Joram ni siquiera miró al hombre, y mucho menos se molestó en replicar. Éste sonrió:
—Vamos, vamos, viejo amigo. Has sobrevivido a cuatro heridas de bala, cualquiera de las cuales hubiera resultado fatal. Agradecería me informaras de cómo realizaste ese truco. ¿Fue con un chaleco antibalas? O quizá…
Dirigió la mirada hacia Saryon mientras hablaba, y el catalista se percató de que se lo estudiaba con atención, se lo identificaba y se lo guardaba para un futuro uso, todo ello en una veloz ojeada de aquellos perspicaces ojos.
—Quizá fuisteis vos quien devolvisteis a nuestro amigo a la vida, Padre Saryon. Sí, os conozco. Joram me ha explicado vuestra historia e imagino que, a su vez, os habrá hablado mucho de mí. Soy Menju el Hechicero, un nombre un poco dramático, lo admito, pero queda muy bien en la marquesina de un teatro. ¡Y si fuisteis vos quien resucitasteis a Joram, Padre, os facilitaré una tienda y todas las sillas plegables que vuestro corazón evangelista desee!
—Si lo que queréis insinuar es que yo curé a Joram, os advierto que soy catalista, no un druida. —Saryon vio cómo el abismo de su sueño se abría oscuro y mortífero ante él. Debía moverse con cuidado, cauteloso—. Si lo que le dijisteis a Joram es verdad, vivisteis en este mundo el tiempo suficiente para saber que los catalistas poseen muy poco poder curativo y que ni los druidas pueden sacar a las personas de entre…
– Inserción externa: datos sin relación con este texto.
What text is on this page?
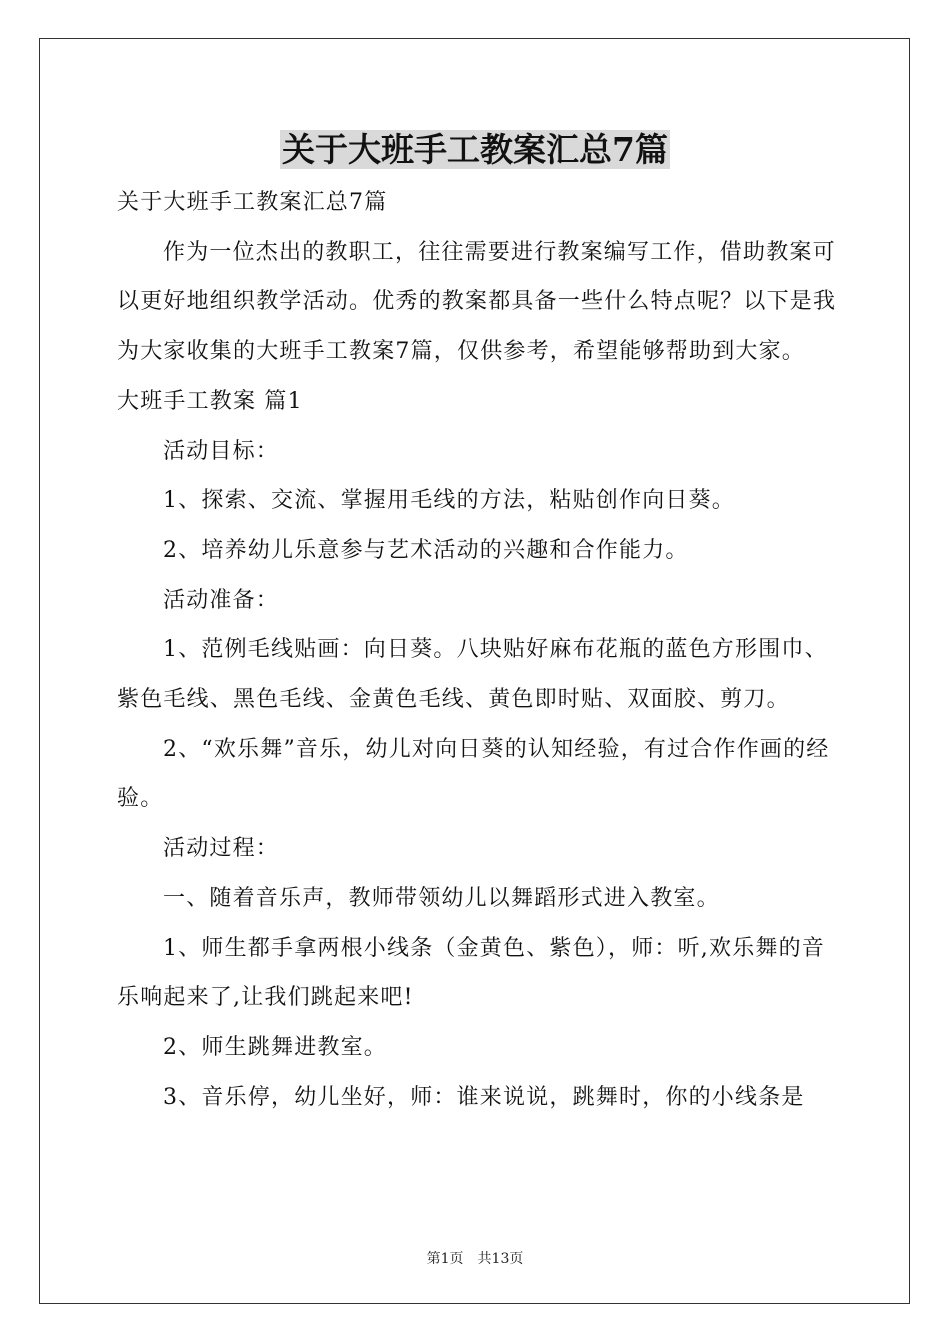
关于大班手工教案汇总7篇

关于大班手工教案汇总7篇

作为一位杰出的教职工，往往需要进行教案编写工作，借助教案可以更好地组织教学活动。优秀的教案都具备一些什么特点呢？以下是我为大家收集的大班手工教案7篇，仅供参考，希望能够帮助到大家。

大班手工教案 篇1

活动目标：

1、探索、交流、掌握用毛线的方法，粘贴创作向日葵。

2、培养幼儿乐意参与艺术活动的兴趣和合作能力。

活动准备：

1、范例毛线贴画：向日葵。八块贴好麻布花瓶的蓝色方形围巾、紫色毛线、黑色毛线、金黄色毛线、黄色即时贴、双面胶、剪刀。

2、“欢乐舞”音乐，幼儿对向日葵的认知经验，有过合作作画的经验。

活动过程：

一、随着音乐声，教师带领幼儿以舞蹈形式进入教室。

1、师生都手拿两根小线条（金黄色、紫色），师：听,欢乐舞的音乐响起来了,让我们跳起来吧!

2、师生跳舞进教室。

3、音乐停，幼儿坐好，师：谁来说说，跳舞时，你的小线条是

第1页　共13页
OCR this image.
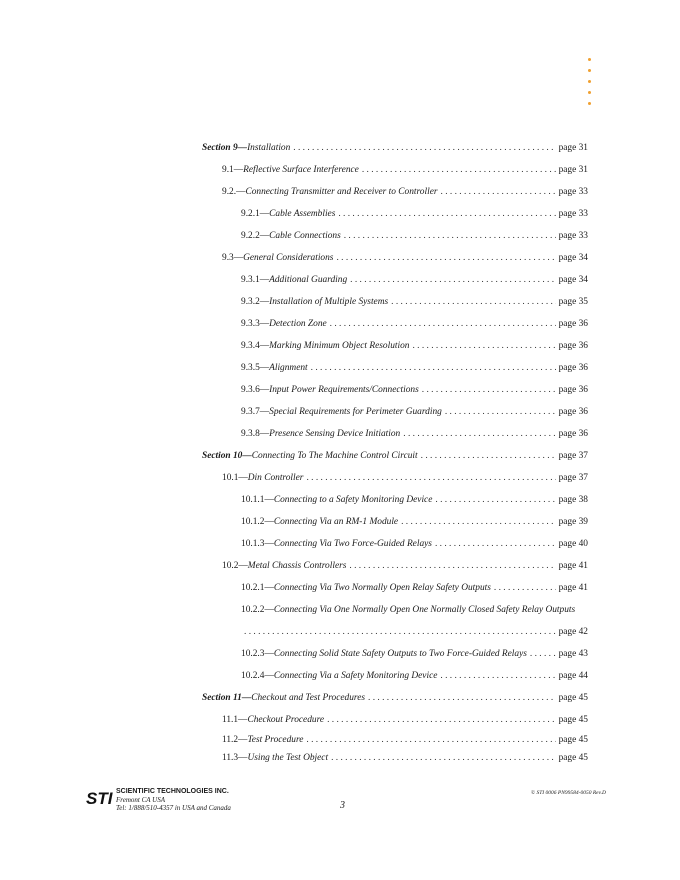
Section 9— Installation . . .	page 31
9.1— Reflective Surface Interference . . .	page 31
9.2.— Connecting Transmitter and Receiver to Controller . . .	page 33
9.2.1— Cable Assemblies . . .	page 33
9.2.2— Cable Connections . . .	page 33
9.3— General Considerations . . .	page 34
9.3.1— Additional Guarding . . .	page 34
9.3.2— Installation of Multiple Systems . . .	page 35
9.3.3— Detection Zone . . .	page 36
9.3.4— Marking Minimum Object Resolution . . .	page 36
9.3.5— Alignment . . .	page 36
9.3.6— Input Power Requirements/Connections . . .	page 36
9.3.7— Special Requirements for Perimeter Guarding . . .	page 36
9.3.8— Presence Sensing Device Initiation . . .	page 36
Section 10— Connecting To The Machine Control Circuit . . .	page 37
10.1— Din Controller . . .	page 37
10.1.1— Connecting to a Safety Monitoring Device . . .	page 38
10.1.2— Connecting Via an RM-1 Module . . .	page 39
10.1.3— Connecting Via Two Force-Guided Relays . . .	page 40
10.2— Metal Chassis Controllers . . .	page 41
10.2.1— Connecting Via Two Normally Open Relay Safety Outputs . . .	page 41
10.2.2— Connecting Via One Normally Open One Normally Closed Safety Relay Outputs
. . .
page 42
10.2.3— Connecting Solid State Safety Outputs to Two Force-Guided Relays . . .	page 43
10.2.4— Connecting Via a Safety Monitoring Device . . .	page 44
Section 11— Checkout and Test Procedures . . .	page 45
11.1— Checkout Procedure . . .	page 45
11.2— Test Procedure . . .	page 45
11.3— Using the Test Object . . .	page 45
STI SCIENTIFIC TECHNOLOGIES INC.
Fremont CA USA
Tel: 1/888/510-4357 in USA and Canada	3
© STI 0006 PN99584-0050 Rev.D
—No le hagáis caso, Padre —interrumpió. Joram fríamente—. Sabe perfectamente que vos no me curasteis.
Menju le dedicó un gracioso gesto de súplica.
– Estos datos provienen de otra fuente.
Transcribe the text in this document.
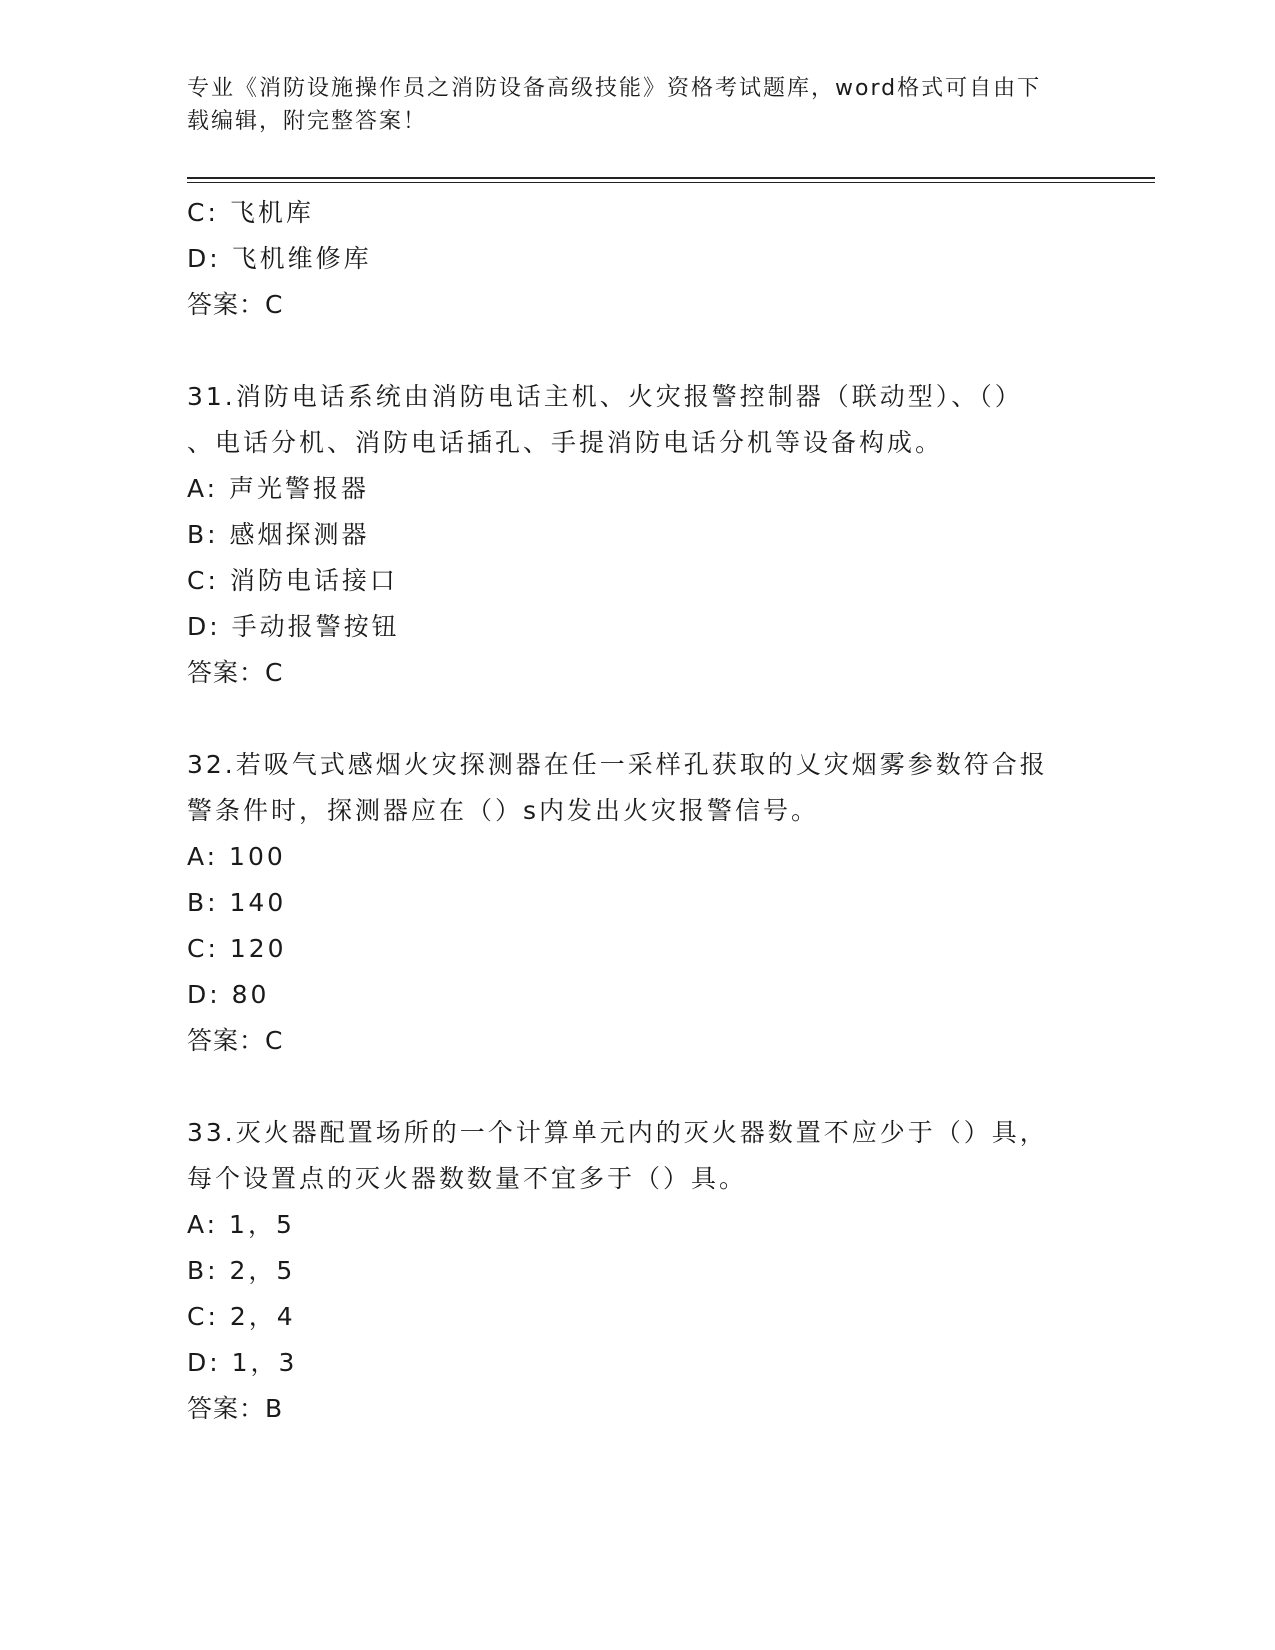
专业《消防设施操作员之消防设备高级技能》资格考试题库，word格式可自由下
载编辑，附完整答案！
C: 飞机库
D: 飞机维修库
答案：C
31.消防电话系统由消防电话主机、火灾报警控制器（联动型）、（）
、电话分机、消防电话插孔、手提消防电话分机等设备构成。
A: 声光警报器
B: 感烟探测器
C: 消防电话接口
D: 手动报警按钮
答案：C
32.若吸气式感烟火灾探测器在任一采样孔获取的乂灾烟雾参数符合报
警条件时，探测器应在（）s内发出火灾报警信号。
A: 100
B: 140
C: 120
D: 80
答案：C
33.灭火器配置场所的一个计算单元内的灭火器数置不应少于（）具，
每个设置点的灭火器数数量不宜多于（）具。
A: 1，5
B: 2，5
C: 2，4
D: 1，3
答案：B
—Apiádate de mí. Satisface mi curiosidad. Te juro que me apenó de veras verte morir. Fue todo un sobresalto.
—Apuesto a que sí —repuso secamente Joram—. Ayudadme a ponerme en pie —rogó al catalista e, ignorando las objeciones de Saryon, se levantó con esfuerzo, se apoyó en una columna rota y contempló fatigado a Menju—. No fui yo quien murió ahí fuera. Me viste llegar a través del Corredor.
—Quizá —comentó Menju sin darle importancia, los ojos fijos en Joram—. Un parecido extraordinario. ¿Quién…?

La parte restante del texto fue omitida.